Look to Vallejo to Solve Rental Crisis

From past experience I propose a possible solution to Alameda’s rent issue. With about 12 years on the rent review board in Vallejo, with two years as chairman, I know Vallejo’s ordinance could be used for renters and landlords in Alameda as it has been for properties in Vallejo. 
The headline in a recent commentary (“Rent Control Unfairly Taxes Landlords,” Nov. 19) said it all, but the counter to that was on page one (Landlords Sneak in under Moratorium,” Nov. 19). All this proves that we must have a better control over excessive rents in Alameda. 
My solution, backed up the aforementioned experience, is to put more teeth in the rent ordinance to help stop the excessive rent problem, but which also gives the landlord a “fair rate of return on investment. 
My proposal is for the city to create a rent review board and ordinance similar to Vallejo’s ordinance. This board would have five members, one landlord, one tenant and three at-large members — single-family-home owners.
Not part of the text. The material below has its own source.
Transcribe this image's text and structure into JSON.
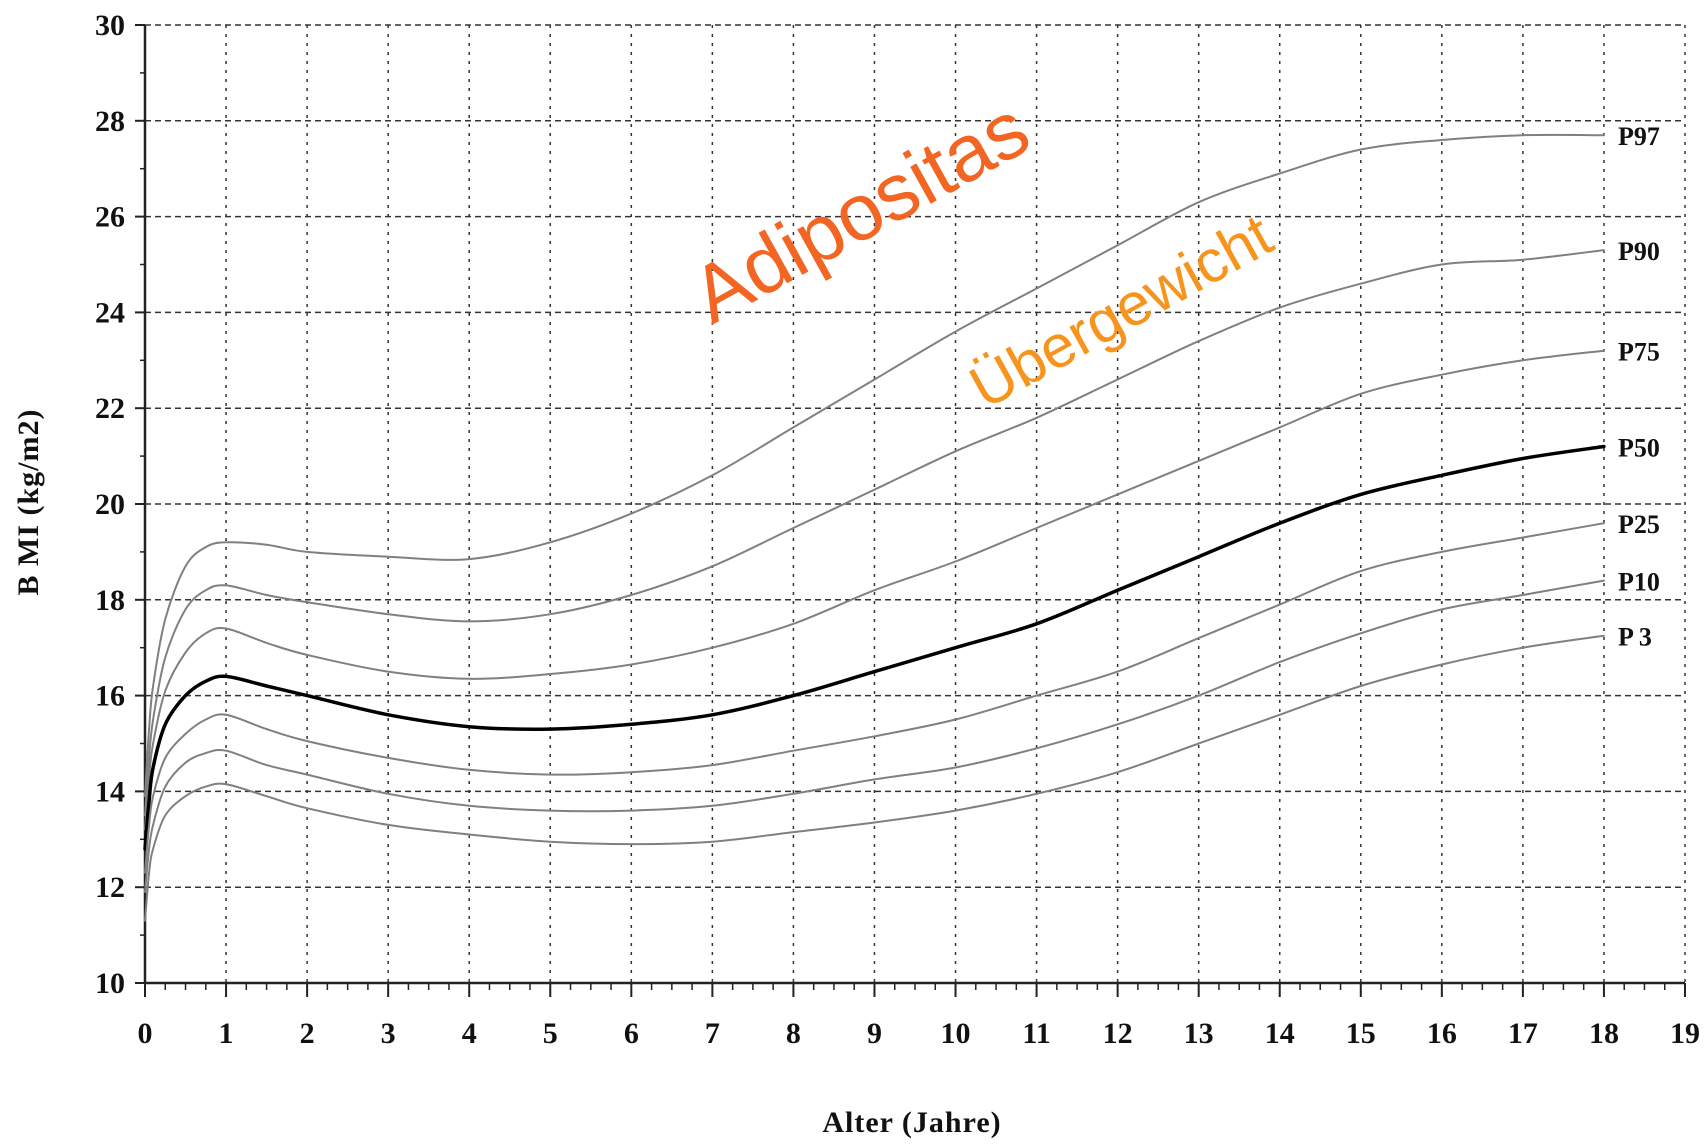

All would be elected to either two year or four year terms — alternated — to keep experience on the board. 
Interim City Manager Elizabeth Warmerdam or someone on her staff would be present at every meeting to help resolve legal issues that would come up, and a clerk would take minutes of the meeting. One or more renters, given an increase they think is unfair, would turn in a form to the board for a hearing. The property owner would also be present.
The board would, as our city’s Rent Review Advisory Committee does now, either approve or disapprove any proposed rent increases or mediate reasonable increases with both tenants and landlords present to come to common agreement. 
You notice that I said “review” instead of “control” as little would be “controlled,” reasonable rent increases could be left as is, but excessive increases modified or stopped. This is where the mediation comes into play. 
No-cause evictions would still be a part of the rent review ordinance. A figure of 8 percent could be used, but that figure could be increased or decreased as decided by the review board or City Council. In Vallejo, the Consumer Price Index plus 1 percent had been used in the past. Both landlords and tenants could bring their information to the board and argue their respective positions, which at times, might take a second meeting to resolve. Both landlords and tenant representatives could appeal to the council for a final decision, as is done now.
With a “fair rate of return on investment” landlords would still make enough to keep their property up, and by the board’s actions, tenants could still pay a reasonable rent. 
Having a board would help stop evictions of complaining tenants whose lives are turned upside down, with lost jobs, pulling their kids out of school and losing friendships made over decades — all because of an unnecessary huge rent increase by a landlord. As part of the language of the ordinance, landlords would have to bring in documents from city departments to “prove” evictions would be necessary because of remodeling or other work on the apartment house.
It is unconscionable, from the page one article, that a landlord can buy a property in Alameda, and in one month turn around and give a huge rent increase to long-time tenants just to get around the moratorium. This must be stopped! Deferred maintenance as a cause of the rent increase would have to be proven by the landlord to the board.
Like a lot of Alamedan’s I feel that the time has come for an ordinance with teeth and decisions made by a board that will stick.